Guns will not be banned, he said.
“That’s never going happen,” he said. “With all the unrest going on, there are five million new gun owners. Gun sales have been through the roof in the last few months. I went to a gun shop near King of Prussia and it was nearly sold out.”
In the first quarter of 2021, there were 427,450 Pennsylvania Instant Background Checks, up by more than 120,000 from last year, according to the state police. The system is used by firearm dealers, county sheriffs, and police chiefs to determine if a person is eligible to purchase a gun. Nationwide, there were 39.6 million background checks performed in 2020 and 2.4 million in 2021, according to the FBI. However, background checks are not required for private sales of long guns.
And reporting from NPR shows many of these gun buyers are first-time purchasers who may be motivated by the spate of mass shootings that have taken place since Biden was inaugurated.
The gun collector, who specializes in Japanese WWII rifles, agreed guns are lethal, but noted they do not fire without someone pulling the trigger.
“Every gun is lethal…By nature, it’s designed to be a deadly weapon,” he said. “They didn’t send GIs overseas with M1s to shake hands with the Germans. They sent them there to kill them.”

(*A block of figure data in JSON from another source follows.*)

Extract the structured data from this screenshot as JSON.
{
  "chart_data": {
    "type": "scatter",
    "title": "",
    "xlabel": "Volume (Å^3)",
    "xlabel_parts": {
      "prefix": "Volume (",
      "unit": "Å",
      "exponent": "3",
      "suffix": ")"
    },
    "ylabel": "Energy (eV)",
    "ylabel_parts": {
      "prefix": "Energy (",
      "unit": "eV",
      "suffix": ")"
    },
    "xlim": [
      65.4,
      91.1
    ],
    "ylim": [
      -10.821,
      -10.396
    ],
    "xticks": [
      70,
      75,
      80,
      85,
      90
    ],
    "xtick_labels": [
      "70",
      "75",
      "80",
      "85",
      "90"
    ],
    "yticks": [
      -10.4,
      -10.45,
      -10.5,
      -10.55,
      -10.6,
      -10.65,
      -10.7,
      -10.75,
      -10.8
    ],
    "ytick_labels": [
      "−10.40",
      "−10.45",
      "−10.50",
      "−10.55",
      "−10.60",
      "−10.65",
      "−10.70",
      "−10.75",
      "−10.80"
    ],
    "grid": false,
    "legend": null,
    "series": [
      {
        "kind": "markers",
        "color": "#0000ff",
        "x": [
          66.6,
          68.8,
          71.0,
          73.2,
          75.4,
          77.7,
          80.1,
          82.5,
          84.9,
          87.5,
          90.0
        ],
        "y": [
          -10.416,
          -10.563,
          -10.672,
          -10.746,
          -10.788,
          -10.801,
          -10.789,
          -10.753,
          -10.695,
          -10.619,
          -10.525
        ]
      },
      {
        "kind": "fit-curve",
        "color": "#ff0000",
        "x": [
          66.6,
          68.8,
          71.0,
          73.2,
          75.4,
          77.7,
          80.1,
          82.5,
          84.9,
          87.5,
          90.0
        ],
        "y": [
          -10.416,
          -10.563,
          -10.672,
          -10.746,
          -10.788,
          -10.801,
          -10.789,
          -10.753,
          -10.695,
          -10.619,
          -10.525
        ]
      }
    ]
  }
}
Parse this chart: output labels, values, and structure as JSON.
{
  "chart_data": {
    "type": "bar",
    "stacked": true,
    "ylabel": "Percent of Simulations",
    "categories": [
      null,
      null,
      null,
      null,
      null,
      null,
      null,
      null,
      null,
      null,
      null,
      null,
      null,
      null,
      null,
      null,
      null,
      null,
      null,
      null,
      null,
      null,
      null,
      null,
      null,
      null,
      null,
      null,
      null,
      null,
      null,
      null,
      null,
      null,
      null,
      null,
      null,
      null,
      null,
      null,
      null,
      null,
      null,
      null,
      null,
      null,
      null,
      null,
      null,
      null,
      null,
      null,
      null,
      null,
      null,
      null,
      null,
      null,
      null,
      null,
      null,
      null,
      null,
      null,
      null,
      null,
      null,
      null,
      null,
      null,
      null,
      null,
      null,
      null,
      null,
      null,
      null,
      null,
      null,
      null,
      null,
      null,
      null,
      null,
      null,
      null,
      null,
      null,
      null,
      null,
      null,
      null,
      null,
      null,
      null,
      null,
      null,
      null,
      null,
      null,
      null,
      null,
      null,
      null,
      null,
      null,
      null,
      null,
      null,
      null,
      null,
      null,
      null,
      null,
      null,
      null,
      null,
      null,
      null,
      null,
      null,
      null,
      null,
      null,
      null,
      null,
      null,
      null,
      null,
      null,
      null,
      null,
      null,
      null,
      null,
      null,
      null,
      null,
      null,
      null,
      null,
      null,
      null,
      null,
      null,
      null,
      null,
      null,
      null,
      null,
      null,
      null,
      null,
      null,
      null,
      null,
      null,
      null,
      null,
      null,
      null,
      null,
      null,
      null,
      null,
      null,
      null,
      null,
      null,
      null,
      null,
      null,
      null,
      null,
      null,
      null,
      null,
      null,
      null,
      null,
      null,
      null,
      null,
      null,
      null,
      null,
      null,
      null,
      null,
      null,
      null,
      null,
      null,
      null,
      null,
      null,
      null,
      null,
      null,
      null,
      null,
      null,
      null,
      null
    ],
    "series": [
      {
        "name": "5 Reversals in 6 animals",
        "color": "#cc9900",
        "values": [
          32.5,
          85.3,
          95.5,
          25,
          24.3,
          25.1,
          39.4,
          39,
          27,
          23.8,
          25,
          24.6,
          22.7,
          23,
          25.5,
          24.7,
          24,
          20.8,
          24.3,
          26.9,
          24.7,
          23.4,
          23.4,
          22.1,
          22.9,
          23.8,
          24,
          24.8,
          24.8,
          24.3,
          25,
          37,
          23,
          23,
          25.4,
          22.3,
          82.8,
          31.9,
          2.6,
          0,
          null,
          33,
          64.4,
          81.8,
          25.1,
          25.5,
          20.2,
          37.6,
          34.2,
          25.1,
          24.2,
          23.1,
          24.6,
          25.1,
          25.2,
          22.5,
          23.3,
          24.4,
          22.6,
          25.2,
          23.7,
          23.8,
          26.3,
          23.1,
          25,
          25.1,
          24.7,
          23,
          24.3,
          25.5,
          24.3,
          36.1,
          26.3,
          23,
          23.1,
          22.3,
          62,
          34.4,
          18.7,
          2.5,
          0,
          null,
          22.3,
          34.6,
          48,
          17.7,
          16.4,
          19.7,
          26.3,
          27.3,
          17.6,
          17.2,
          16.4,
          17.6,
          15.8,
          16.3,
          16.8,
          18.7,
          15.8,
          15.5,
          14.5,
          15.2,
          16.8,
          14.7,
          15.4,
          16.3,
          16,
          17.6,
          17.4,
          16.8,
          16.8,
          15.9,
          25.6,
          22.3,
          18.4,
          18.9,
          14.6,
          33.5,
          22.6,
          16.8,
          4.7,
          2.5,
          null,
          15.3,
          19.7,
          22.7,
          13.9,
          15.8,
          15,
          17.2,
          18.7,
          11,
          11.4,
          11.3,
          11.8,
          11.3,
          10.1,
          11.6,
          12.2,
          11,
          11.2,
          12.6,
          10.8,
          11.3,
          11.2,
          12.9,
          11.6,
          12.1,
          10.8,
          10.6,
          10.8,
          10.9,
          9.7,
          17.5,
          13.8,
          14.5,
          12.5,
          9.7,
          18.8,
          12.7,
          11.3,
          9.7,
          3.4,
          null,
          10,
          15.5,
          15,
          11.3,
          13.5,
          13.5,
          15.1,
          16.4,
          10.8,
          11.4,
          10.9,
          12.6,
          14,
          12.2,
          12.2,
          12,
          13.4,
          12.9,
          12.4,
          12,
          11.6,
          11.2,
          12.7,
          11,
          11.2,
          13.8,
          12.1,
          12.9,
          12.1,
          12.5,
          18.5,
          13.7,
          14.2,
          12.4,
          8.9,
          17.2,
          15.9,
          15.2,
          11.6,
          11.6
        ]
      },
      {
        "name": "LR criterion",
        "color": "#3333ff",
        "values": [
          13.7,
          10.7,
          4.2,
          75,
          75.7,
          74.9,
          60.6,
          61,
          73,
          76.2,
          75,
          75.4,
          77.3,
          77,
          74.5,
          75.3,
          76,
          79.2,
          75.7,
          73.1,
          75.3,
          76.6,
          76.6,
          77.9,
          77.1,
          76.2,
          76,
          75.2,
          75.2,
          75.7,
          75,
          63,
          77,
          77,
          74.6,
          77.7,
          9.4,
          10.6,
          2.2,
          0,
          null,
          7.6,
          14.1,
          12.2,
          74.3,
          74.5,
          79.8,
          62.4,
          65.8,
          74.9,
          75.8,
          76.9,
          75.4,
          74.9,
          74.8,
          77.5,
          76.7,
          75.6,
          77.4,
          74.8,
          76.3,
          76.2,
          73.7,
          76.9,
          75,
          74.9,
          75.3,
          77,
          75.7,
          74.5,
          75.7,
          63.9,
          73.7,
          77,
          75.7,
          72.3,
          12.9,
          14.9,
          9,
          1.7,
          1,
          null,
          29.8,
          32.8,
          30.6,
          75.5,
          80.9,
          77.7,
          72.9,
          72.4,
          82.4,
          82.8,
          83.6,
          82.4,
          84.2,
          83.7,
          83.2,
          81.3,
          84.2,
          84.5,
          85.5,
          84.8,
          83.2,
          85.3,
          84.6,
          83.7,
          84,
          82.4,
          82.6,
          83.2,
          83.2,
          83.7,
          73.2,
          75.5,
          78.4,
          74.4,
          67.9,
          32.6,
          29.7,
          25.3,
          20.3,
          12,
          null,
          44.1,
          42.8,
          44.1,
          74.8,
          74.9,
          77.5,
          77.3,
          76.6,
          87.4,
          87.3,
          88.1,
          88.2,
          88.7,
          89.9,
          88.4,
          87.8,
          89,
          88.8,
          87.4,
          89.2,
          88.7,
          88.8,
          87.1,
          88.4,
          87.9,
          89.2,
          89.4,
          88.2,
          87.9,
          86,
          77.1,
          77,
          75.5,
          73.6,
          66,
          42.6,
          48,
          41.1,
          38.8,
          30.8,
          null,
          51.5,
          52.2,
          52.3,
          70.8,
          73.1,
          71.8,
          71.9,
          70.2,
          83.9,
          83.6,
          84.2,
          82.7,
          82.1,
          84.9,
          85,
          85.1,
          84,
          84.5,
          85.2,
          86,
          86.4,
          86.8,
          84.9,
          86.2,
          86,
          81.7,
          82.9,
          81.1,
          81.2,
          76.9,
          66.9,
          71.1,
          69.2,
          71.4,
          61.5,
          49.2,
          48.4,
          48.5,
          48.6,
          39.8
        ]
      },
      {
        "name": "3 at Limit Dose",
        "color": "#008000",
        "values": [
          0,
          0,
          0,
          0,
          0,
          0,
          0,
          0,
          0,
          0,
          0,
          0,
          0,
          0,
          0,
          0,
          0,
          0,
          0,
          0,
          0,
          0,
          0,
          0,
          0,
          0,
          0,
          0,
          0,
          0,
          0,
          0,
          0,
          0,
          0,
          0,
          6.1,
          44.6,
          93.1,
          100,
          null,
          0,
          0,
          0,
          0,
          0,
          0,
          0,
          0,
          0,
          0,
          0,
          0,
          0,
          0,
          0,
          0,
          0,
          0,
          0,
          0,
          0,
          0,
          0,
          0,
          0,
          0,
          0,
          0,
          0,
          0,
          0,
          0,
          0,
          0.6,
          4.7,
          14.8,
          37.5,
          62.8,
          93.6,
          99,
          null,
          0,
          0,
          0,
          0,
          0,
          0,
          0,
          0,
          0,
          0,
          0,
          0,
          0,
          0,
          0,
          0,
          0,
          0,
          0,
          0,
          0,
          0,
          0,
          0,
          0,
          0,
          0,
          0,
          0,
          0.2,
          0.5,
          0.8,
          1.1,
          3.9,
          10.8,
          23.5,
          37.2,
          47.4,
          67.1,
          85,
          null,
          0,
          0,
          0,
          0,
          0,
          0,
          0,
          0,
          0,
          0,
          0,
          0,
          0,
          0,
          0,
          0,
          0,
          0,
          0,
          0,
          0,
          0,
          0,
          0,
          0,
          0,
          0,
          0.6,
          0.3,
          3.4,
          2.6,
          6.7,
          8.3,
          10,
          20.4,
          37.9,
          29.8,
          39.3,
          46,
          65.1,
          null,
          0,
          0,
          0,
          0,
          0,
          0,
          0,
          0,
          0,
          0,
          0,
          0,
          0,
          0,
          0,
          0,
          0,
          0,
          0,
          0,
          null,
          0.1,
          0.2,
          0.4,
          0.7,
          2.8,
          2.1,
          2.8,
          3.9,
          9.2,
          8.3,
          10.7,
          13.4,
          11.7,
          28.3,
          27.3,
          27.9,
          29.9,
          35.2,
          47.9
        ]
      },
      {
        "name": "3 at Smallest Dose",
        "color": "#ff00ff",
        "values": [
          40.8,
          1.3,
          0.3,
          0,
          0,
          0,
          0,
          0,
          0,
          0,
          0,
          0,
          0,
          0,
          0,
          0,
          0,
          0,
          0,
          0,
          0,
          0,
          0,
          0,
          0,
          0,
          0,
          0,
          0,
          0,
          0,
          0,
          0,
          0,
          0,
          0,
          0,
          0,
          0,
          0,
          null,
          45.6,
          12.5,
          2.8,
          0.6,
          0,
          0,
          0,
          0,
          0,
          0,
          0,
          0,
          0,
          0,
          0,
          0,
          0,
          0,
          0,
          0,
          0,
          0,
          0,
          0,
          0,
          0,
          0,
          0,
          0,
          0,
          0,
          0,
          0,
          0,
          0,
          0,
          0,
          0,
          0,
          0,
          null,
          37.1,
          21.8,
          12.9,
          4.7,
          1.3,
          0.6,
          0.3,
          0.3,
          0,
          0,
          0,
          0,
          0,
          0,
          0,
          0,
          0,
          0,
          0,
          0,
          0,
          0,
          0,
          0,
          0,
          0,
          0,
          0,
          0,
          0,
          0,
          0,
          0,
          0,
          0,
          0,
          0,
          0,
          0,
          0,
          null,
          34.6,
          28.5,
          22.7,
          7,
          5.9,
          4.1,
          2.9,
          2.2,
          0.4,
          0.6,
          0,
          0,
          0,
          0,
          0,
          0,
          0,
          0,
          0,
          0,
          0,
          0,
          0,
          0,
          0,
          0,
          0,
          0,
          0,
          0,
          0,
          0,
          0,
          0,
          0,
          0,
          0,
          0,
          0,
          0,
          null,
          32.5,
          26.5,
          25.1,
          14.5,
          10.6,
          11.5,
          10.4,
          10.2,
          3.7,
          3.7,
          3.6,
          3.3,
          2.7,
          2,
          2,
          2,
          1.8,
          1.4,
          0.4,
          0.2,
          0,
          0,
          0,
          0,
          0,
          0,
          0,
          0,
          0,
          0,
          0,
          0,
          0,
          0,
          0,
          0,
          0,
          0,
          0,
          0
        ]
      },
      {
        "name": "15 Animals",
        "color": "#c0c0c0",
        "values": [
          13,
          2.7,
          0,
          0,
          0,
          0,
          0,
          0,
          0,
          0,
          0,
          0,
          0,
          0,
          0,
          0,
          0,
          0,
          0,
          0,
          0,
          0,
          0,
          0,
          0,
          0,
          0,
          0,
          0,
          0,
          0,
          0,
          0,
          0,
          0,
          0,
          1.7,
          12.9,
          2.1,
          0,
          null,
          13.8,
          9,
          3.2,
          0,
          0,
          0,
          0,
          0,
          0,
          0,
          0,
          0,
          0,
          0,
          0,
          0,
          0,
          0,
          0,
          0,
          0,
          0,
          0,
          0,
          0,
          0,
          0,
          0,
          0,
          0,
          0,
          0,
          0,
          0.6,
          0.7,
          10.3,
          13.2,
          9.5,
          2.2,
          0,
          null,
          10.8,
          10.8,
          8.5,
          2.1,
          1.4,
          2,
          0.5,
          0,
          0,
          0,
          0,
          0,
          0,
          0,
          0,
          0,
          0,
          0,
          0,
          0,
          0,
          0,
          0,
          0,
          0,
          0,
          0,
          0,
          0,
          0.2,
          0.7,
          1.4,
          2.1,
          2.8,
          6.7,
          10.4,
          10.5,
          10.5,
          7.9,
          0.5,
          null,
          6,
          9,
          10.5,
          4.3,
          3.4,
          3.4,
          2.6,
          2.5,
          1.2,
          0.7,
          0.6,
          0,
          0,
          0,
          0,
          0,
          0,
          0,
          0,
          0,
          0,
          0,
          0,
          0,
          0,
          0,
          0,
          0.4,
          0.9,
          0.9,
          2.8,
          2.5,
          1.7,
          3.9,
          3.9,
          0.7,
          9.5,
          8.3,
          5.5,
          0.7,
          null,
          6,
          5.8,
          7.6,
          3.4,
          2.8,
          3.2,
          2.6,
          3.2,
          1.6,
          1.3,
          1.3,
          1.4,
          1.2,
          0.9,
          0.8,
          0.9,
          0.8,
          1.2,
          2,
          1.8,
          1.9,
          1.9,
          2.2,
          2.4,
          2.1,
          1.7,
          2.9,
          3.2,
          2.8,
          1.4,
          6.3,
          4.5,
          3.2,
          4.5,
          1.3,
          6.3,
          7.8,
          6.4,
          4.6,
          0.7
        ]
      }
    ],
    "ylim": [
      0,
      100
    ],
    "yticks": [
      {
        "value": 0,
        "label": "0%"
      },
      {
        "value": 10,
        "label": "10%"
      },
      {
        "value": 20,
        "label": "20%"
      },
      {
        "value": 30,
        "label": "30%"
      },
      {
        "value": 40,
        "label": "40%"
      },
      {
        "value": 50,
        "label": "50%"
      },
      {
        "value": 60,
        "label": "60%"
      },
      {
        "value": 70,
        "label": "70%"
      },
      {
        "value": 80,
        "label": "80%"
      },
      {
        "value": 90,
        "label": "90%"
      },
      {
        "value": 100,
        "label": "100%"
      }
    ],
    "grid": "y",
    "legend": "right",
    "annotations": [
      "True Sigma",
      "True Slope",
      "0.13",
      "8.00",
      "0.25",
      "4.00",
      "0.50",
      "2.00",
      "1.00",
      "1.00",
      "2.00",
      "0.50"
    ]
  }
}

Not every local gun owner is worried about stricter gun laws envisioned by Biden and Congress.
Mario Meli, 67, who enjoys trapshooting, said he’s not concerned that Biden’s executive orders or moves by Congress to ban the AR-15 will affect him. He shoots at moving clay targets, a sport he calls “fun and challenging.”
“I’m a gun owner and I don’t think you need assault rifles,” said Meli, a Jenkintown resident who owns shotguns for his hobby. “The Second Amendment was written when there were muzzle-loaded muskets. I don’t mind filling out background checks. I have no problem.”
While his guns are kept for sport, Meli said he would not hesitate to use one for self-defense. But he noted that he would have more luck if the would-be home invader was a moving target.
“If they stand still, I’ll miss them,” he joked.